The risk to homes in the event of a major disaster was identified by Z Energy, alongside BP and Mobil, as part of a submission on the Canterbury Regional Council's draft Lyttelton Port Recovery Plan.
The threat has cast doubt on plans to build a cruise ship terminal nearby and raised questions about whether the overall risk to residents has ever been assessed.
A report by an independent panel reviewing the port's recovery plan has recommended the city council urgently undertake a full risk assessment of the harbour's oil storage facility.
It said the submission from the oil industry, which outlines a potential 250-metre exclusion zone, has created uncertainty about whether a cruise ship terminal could be developed at Naval Point.
Terminal operations manager at Z Energy, Danusia Wypych said the company's own assessments did not look at the potential threat to nearby homes, in the event of a fire or explosion.
"We have operational risk assessments, but not one that looks at the interactive nature of the uses around the land."

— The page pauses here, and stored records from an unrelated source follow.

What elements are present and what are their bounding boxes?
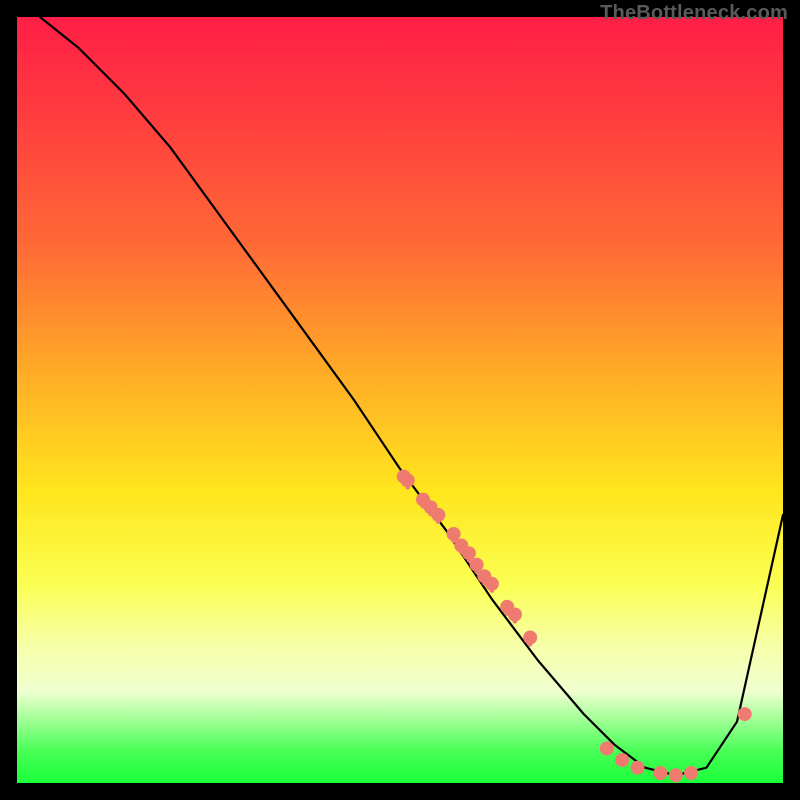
scatter-point (653, 766, 667, 780)
watermark-text: TheBottleneck.com (600, 2, 788, 25)
scatter-point-drip (513, 615, 517, 624)
curve-overlay (17, 17, 783, 783)
scatter-point-drip (490, 584, 494, 593)
scatter-point (631, 761, 645, 775)
scatter-point (615, 753, 629, 767)
chart-container: TheBottleneck.com (0, 0, 800, 800)
scatter-point-drip (436, 515, 440, 524)
plot-area (17, 17, 783, 783)
scatter-point-drip (451, 534, 455, 543)
scatter-point (684, 766, 698, 780)
scatter-point-drip (467, 553, 471, 562)
scatter-point-drip (474, 565, 478, 574)
scatter-point-drip (528, 638, 532, 647)
scatter-points (397, 470, 752, 783)
scatter-point (600, 742, 614, 756)
scatter-point-drip (406, 480, 410, 489)
scatter-point (669, 768, 683, 782)
bottleneck-curve-line (40, 17, 783, 775)
scatter-point (738, 707, 752, 721)
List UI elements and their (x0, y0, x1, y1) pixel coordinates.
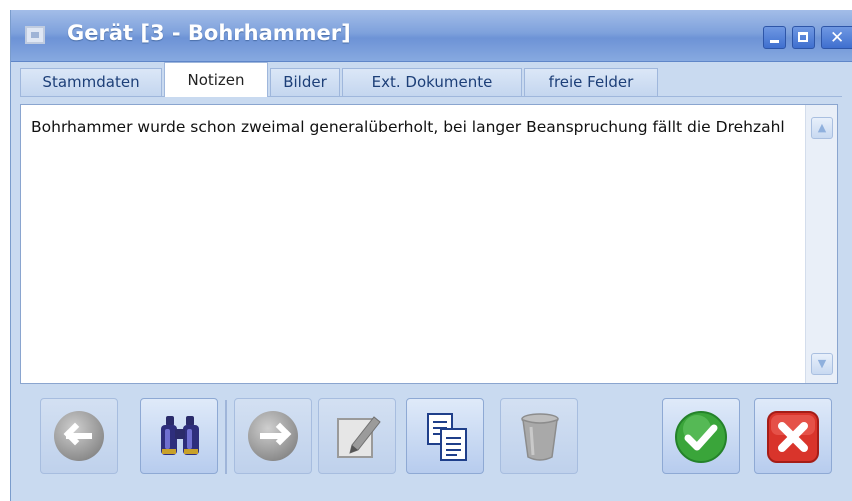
arrow-right-circle-icon (248, 411, 298, 461)
close-icon: ✕ (830, 28, 845, 48)
minimize-button[interactable] (763, 26, 786, 49)
tab-divider (20, 96, 842, 97)
title-bar[interactable]: Gerät [3 - Bohrhammer] ✕ (11, 10, 852, 62)
copy-documents-icon (427, 413, 467, 461)
tab-ext-dokumente[interactable]: Ext. Dokumente (342, 68, 522, 96)
pencil-icon (337, 416, 381, 458)
binoculars-icon (161, 416, 199, 455)
window-title: Gerät [3 - Bohrhammer] (67, 21, 351, 45)
cancel-button[interactable] (754, 398, 832, 474)
back-button[interactable] (40, 398, 118, 474)
tab-bilder[interactable]: Bilder (270, 68, 340, 96)
action-toolbar (20, 398, 838, 488)
close-x-icon (767, 411, 819, 463)
scroll-down-button[interactable]: ▼ (811, 353, 833, 375)
delete-button[interactable] (500, 398, 578, 474)
close-button[interactable]: ✕ (821, 26, 852, 49)
tab-stammdaten[interactable]: Stammdaten (20, 68, 162, 96)
confirm-button[interactable] (662, 398, 740, 474)
tab-notizen[interactable]: Notizen (164, 62, 268, 97)
trash-icon (521, 413, 559, 461)
search-button[interactable] (140, 398, 218, 474)
tab-freie-felder[interactable]: freie Felder (524, 68, 658, 96)
chevron-up-icon: ▲ (817, 121, 827, 134)
edit-button[interactable] (318, 398, 396, 474)
notes-textarea[interactable]: Bohrhammer wurde schon zweimal generalüb… (20, 104, 838, 384)
forward-button[interactable] (234, 398, 312, 474)
check-icon (675, 411, 727, 463)
notes-text[interactable]: Bohrhammer wurde schon zweimal generalüb… (31, 115, 791, 139)
chevron-down-icon: ▼ (817, 357, 827, 370)
scroll-up-button[interactable]: ▲ (811, 117, 833, 139)
toolbar-separator (225, 400, 227, 474)
notes-scrollbar[interactable]: ▲ ▼ (805, 105, 837, 383)
maximize-button[interactable] (792, 26, 815, 49)
copy-button[interactable] (406, 398, 484, 474)
window-app-icon (25, 26, 45, 44)
arrow-left-circle-icon (54, 411, 104, 461)
tab-bar: Stammdaten Notizen Bilder Ext. Dokumente… (20, 62, 842, 97)
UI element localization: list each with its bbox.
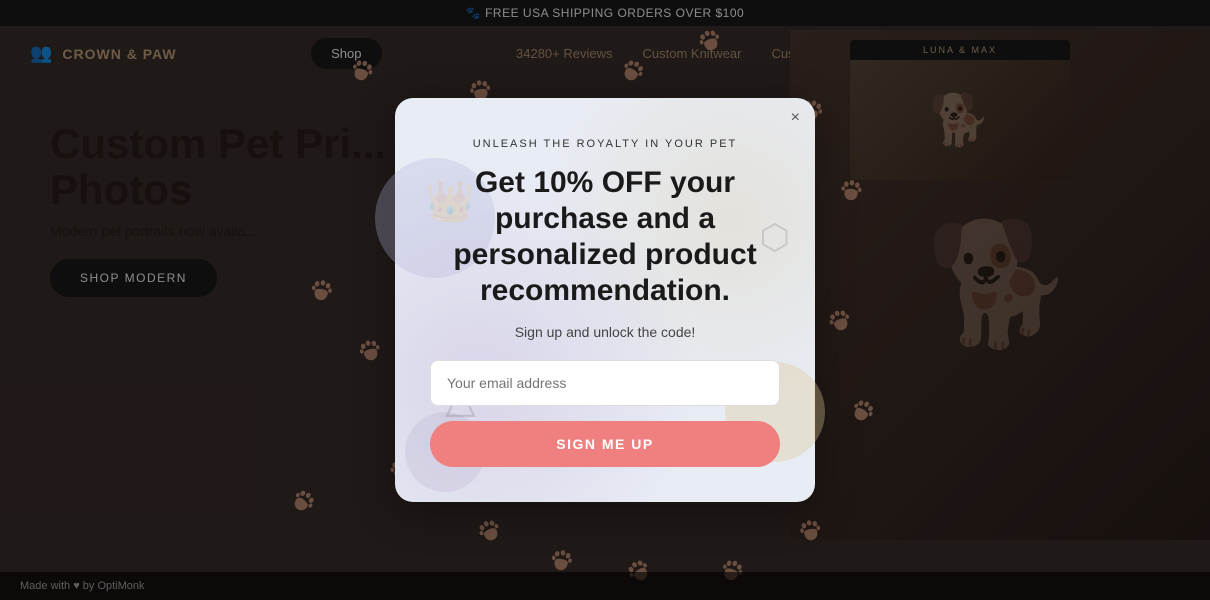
- page-background: 🐾 FREE USA SHIPPING ORDERS OVER $100 👥 C…: [0, 0, 1210, 600]
- sign-up-button[interactable]: SIGN ME UP: [430, 421, 780, 467]
- close-button[interactable]: ×: [791, 110, 800, 126]
- popup-description: Sign up and unlock the code!: [430, 324, 780, 340]
- email-input[interactable]: [430, 360, 780, 406]
- popup-subtitle: UNLEASH THE ROYALTY IN YOUR PET: [430, 138, 780, 150]
- popup-title: Get 10% OFF your purchase and a personal…: [430, 165, 780, 309]
- popup-modal: × 👑 ⬡ △ UNLEASH THE ROYALTY IN YOUR PET …: [395, 98, 815, 502]
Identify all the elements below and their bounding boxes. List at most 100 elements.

Danusia Wypych said a quantitative risk assessment would be much broader and would also assess which products were stored in which areas in the port.
She said Z Energy had a range of concerns about the development of a cruise ship terminal, in the absence of a full risk assessment.
They included a large number of bus or truck movements in the area, accessibility, increasing the number of people near the tank farm and the ability to respond to a major event.
It remains unclear whether a full risk assessment of the facility has ever been conducted.
A spokesman for Z Energy said the oil industry called for a full risk profile of the storage facility in 2008, when a residential development at Naval Point was proposed, but said the assessment was never done.
The Lyttelton Port Company and the regional council said they were not aware of such a request.
A regional council spokeswoman said the onus to conduct a full risk assessment would probably fall on the city council.
The council did not respond to an enquiry yesterday about whether a full risk assessment had ever been conducted.
Chairwoman of the Lyttelton Information and Resource Centre Trust Wendy Everingham said many residents did not support the Naval Point site for the cruise ship terminal.
"It's located right out near the oil tanks, it's quite desolate out there and it's not connected to the township properly."
She said the trust's preferred location was at Gladstone Quay, in the inner harbour.
She said there had always been concerns about the proximity of homes to the tank farm, especially after a landslip damaged one of the tanks, which resulted in about 1500 litres of fuel leaked into the harbour in March last year.
Kirsten Disse, who owns a house nearby, said the onus was on the oil companies to ensure their tanks were safe.
"I'd like to see them built to a safe standard. If it was found to be really dangerous that would be bad for us and the value of our house."
The council will begin work on the risk assessment tomorrow.